Jacobs is charged with four misdemeanor counts of communicating threats, one for each student he allegedly threatened, and one felony: making a false report of mass violence on educational property.
“We had some students report to us in the morning, pretty early in the morning, that there was someone issuing very direct and specific threats against them,” said Assistant Superintendent Bill Nolte.
After being informed of the alleged threat, Assistant Principal Rodney Mashburn and Tommy Beck, the school resource officer, reported the incident to the sheriff’s office, went to the classroom and began talking to Jacobs. He was then taken to Haywood County Detention Center.
“We don’t believe there is a current threat at the school based upon what I know and the steps that we’ve taken,” Nolte said. “It’s also very safe to say we were not aware of any weapons on campus or anything like that that could have contributed to a serious injury at the time that the alleged threats were made.”
The situation was handled quickly, and the school was not placed on lockdown.
“I didn’t even know it happened till a day later,” said Stefan Emsheimer, a junior.

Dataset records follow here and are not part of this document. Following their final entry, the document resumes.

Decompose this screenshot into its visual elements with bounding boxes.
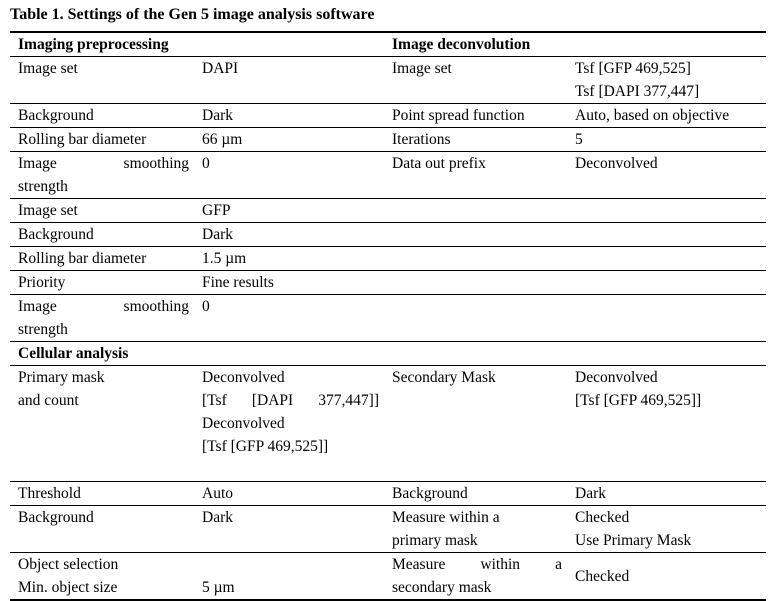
cell: Image set <box>10 56 194 104</box>
cell: Secondary Mask <box>384 365 567 482</box>
cell: Auto, based on objective <box>567 103 766 128</box>
cell: Primary mask and count <box>10 365 194 482</box>
cell <box>384 246 567 271</box>
cell-line: secondary mask <box>392 579 492 596</box>
cell: 0 <box>194 294 384 342</box>
table-row: Cellular analysis <box>10 341 766 366</box>
cell <box>384 198 567 223</box>
table-row: Background Dark Measure within a primary… <box>10 505 766 553</box>
cell <box>567 246 766 271</box>
cell: Dark <box>194 505 384 553</box>
cell: GFP <box>194 198 384 223</box>
table-row: Image smoothing strength 0 <box>10 294 766 342</box>
cell <box>567 198 766 223</box>
cell: Dark <box>567 481 766 506</box>
section-header-cellular-analysis: Cellular analysis <box>10 341 766 366</box>
table-row: Rolling bar diameter 1.5 µm <box>10 246 766 271</box>
cell: Deconvolved [Tsf [GFP 469,525]] <box>567 365 766 482</box>
cell-word: strength <box>18 178 68 195</box>
cell-word: [Tsf <box>202 392 227 409</box>
cell-word: Measure <box>392 556 446 573</box>
cell: Auto <box>194 481 384 506</box>
section-header-imaging-preprocessing: Imaging preprocessing <box>10 31 384 57</box>
settings-table: Imaging preprocessing Image deconvolutio… <box>10 31 766 601</box>
table-caption: Table 1. Settings of the Gen 5 image ana… <box>10 6 375 23</box>
cell <box>567 270 766 295</box>
cell <box>384 294 567 342</box>
cell: 5 <box>567 127 766 152</box>
table-row: Rolling bar diameter 66 µm Iterations 5 <box>10 127 766 152</box>
cell: Background <box>384 481 567 506</box>
cell: Iterations <box>384 127 567 152</box>
table-row: Primary mask and count Deconvolved [Tsf [… <box>10 365 766 482</box>
cell-word: 377,447]] <box>318 392 379 409</box>
cell: Background <box>10 222 194 247</box>
cell: Point spread function <box>384 103 567 128</box>
section-header-image-deconvolution: Image deconvolution <box>384 31 766 57</box>
cell: Image set <box>10 198 194 223</box>
cell: Image smoothing strength <box>10 151 194 199</box>
cell: Checked Use Primary Mask <box>567 505 766 553</box>
cell: Deconvolved <box>567 151 766 199</box>
cell-word: a <box>555 556 562 573</box>
table-row: Background Dark <box>10 222 766 247</box>
cell-word: smoothing <box>123 298 189 315</box>
cell-word: [DAPI <box>251 392 294 409</box>
cell-line: Deconvolved <box>202 369 285 386</box>
cell-line: Deconvolved [Tsf [GFP 469,525]] <box>202 415 329 455</box>
cell <box>384 270 567 295</box>
cell: Dark <box>194 103 384 128</box>
cell: Fine results <box>194 270 384 295</box>
table-row: Image smoothing strength 0 Data out prefi… <box>10 151 766 199</box>
cell: 66 µm <box>194 127 384 152</box>
cell: Tsf [GFP 469,525] Tsf [DAPI 377,447] <box>567 56 766 104</box>
cell: Rolling bar diameter <box>10 127 194 152</box>
table-row: Threshold Auto Background Dark <box>10 481 766 506</box>
table-row: Image set GFP <box>10 198 766 223</box>
cell: Rolling bar diameter <box>10 246 194 271</box>
cell: Dark <box>194 222 384 247</box>
cell-word: within <box>480 556 521 573</box>
cell-word: strength <box>18 321 68 338</box>
cell-word: Image <box>18 298 57 315</box>
cell: 0 <box>194 151 384 199</box>
cell: Image set <box>384 56 567 104</box>
cell <box>567 294 766 342</box>
cell: Threshold <box>10 481 194 506</box>
cell-word: Image <box>18 155 57 172</box>
cell <box>567 222 766 247</box>
table-row: Priority Fine results <box>10 270 766 295</box>
cell <box>384 222 567 247</box>
table-row: Background Dark Point spread function Au… <box>10 103 766 128</box>
cell: Data out prefix <box>384 151 567 199</box>
cell: Measure within a primary mask <box>384 505 567 553</box>
cell: Background <box>10 103 194 128</box>
cell: Image smoothing strength <box>10 294 194 342</box>
table-row: Imaging preprocessing Image deconvolutio… <box>10 31 766 57</box>
cell: Background <box>10 505 194 553</box>
cell-word: smoothing <box>123 155 189 172</box>
cell: Deconvolved [Tsf [DAPI 377,447]] Deconvolv… <box>194 365 384 482</box>
cell: 1.5 µm <box>194 246 384 271</box>
table-row: Image set DAPI Image set Tsf [GFP 469,52… <box>10 56 766 104</box>
cell: Priority <box>10 270 194 295</box>
cell: DAPI <box>194 56 384 104</box>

The school system investigates threat reports on a regular basis, Nolte said, about once a week, but they’re usually along the lines of one elementary student telling another to go away, or else. The last report of a threat of violence that resulted in an arrest occurred last April, when officers arrested 16-year-old Jonathan Tingle for telling classmates he planned to “commemorate” the shootings at Columbine High School, which occurred April 20, 1999 in Colorado.
“The alleged threats were pretty specific and pretty serious, and we always take those at face value,” Nolte said of last week’s arrest. “Those things are never a joke. It’s never a joke to threaten harm to someone else.”
As the sheriff’s office began its investigation into the incident, the school started its own parallel investigation to decide whether any school discipline should be involved. Administrators consider threats that name specific victims and types of injuries to be inflicted to be especially serious, Nolte said, but all factors except “race, religion and gender” are part of a discipline decision.
“We have implemented a discipline in this particular situation,” Nolte said, adding that school policy prevents him from naming what, exactly, that is. “Of course, the final discipline is always subject to any kind of due process that students and families might seek.”
Jacobs is being held at Haywood County Detention Center in lieu of a $10,000 secured bond. His first court appearance is scheduled for May 21.